Anthony began her career serving in the U.S. Army.

County Comptroller Lawrence Wilson, who was interim CFO during the search, returns to his position. Ali joined the county in 2002 with roles in budget and revenue and currently is the deputy chief administrative officer.

Anthony takes over financial stewardship of a county that has trimmed budget gaps, reversed negative credit actions, and raised pension funding although rising costs pose future strains.

The county board last month approved an $8.8 billion fiscal 2023 budget that relies on rising sales taxes, a healthy fund balance, and federal COVID-19 pandemic relief to stay on fiscal track while funding social initiatives and ongoing supplemental pension contributions.

With a fund balance that exceeds the county’s target of two months coverage of general and transportation fund expenses, the budget draws down some of the balance in 2023. The county opened fiscal 2022 on Dec. 1, 2021, with a balance of $703.6 million and expects a $233.4 million increase before closing the books.
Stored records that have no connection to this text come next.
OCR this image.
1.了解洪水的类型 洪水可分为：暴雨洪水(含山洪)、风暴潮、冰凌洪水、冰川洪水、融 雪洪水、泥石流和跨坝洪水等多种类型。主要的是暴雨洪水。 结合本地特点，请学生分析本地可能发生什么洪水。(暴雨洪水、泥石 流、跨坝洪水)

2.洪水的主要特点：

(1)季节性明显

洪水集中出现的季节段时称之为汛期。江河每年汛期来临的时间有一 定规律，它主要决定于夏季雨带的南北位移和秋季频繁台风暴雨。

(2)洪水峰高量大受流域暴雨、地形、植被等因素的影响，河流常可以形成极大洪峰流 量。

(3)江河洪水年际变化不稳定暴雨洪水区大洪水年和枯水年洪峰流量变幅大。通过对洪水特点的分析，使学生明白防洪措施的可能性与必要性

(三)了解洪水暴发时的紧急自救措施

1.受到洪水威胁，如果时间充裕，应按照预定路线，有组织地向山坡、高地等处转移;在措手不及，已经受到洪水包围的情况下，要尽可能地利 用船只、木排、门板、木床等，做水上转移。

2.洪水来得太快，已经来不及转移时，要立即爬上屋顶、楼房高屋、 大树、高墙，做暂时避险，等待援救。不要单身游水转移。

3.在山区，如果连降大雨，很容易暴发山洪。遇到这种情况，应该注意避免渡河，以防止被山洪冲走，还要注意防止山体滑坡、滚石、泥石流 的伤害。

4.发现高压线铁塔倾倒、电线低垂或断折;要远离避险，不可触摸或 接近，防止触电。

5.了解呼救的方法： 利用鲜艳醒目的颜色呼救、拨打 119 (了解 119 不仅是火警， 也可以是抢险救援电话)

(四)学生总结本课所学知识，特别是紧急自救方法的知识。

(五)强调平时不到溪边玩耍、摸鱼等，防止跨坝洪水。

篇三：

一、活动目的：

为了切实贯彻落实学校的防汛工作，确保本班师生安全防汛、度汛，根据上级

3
The county will tap $231.8 million directing it to other accounts and will use another $30 million to establish the new infrastructure fund; $44.3 million will go to a self-insurance fund and $29.3 million to an equity fund to finance various social programs.

The county stays on track in fiscal 2023 with its supplemental pension contributions. The 2023 excess contribution of $291.7 million supplements a $200 million required payment under the current statutory formula, bringing to $2.34 billion the extra funding sent to the pension fund over the last six years since the sales tax was raised to save the fund from insolvency.

The pension fund’s estimated funded ratio recognizing supplemental funding increased to 70.7% and is on a track to 100% ratio in 2043.

S&P said in a Dec. 5 report that the budget will likely be effective in maintaining structural balance throughout the year, but pension funding challenges loom.

“Pension contributions, along with debt service, account for 38% of the county’s governmental fund budget, which we believe limits financial flexibility,” S&P said in a special report on the budget passage. “Management’s ability to continue funding the increasing pension liabilities, particularly in a challenging operating environment, is a long-term credit consideration.”

About $1 billion in federal COVID-19 pandemic relief allowed the county to help make up past revenue losses as well as invest in various programs.

The finance team said it’s watching closely how revenues perform with some like hotel taxes still in COVID-19 pandemic recovery mode and some economically sensitive to a recession like sales taxes.

Reversing a trend of negative actions, Fitch Ratings lifted the county’s GO rating to AA-minus from A-plus last year, assigning a stable outlook, and S&P Global Ratings returned the county’s outlook to stable from negative and affirmed the A-plus GO rating.

Moody’s Investors Service rates the county A2 and previously revised its outlook to positive from stable.

The county has $2.6 billion of general obligation debt and $570 million of sales tax bonds. The county’s August sales tax issue carried the AA-minus rating of S&P Global Ratings and a AAA from Kroll Bond Rating Agency.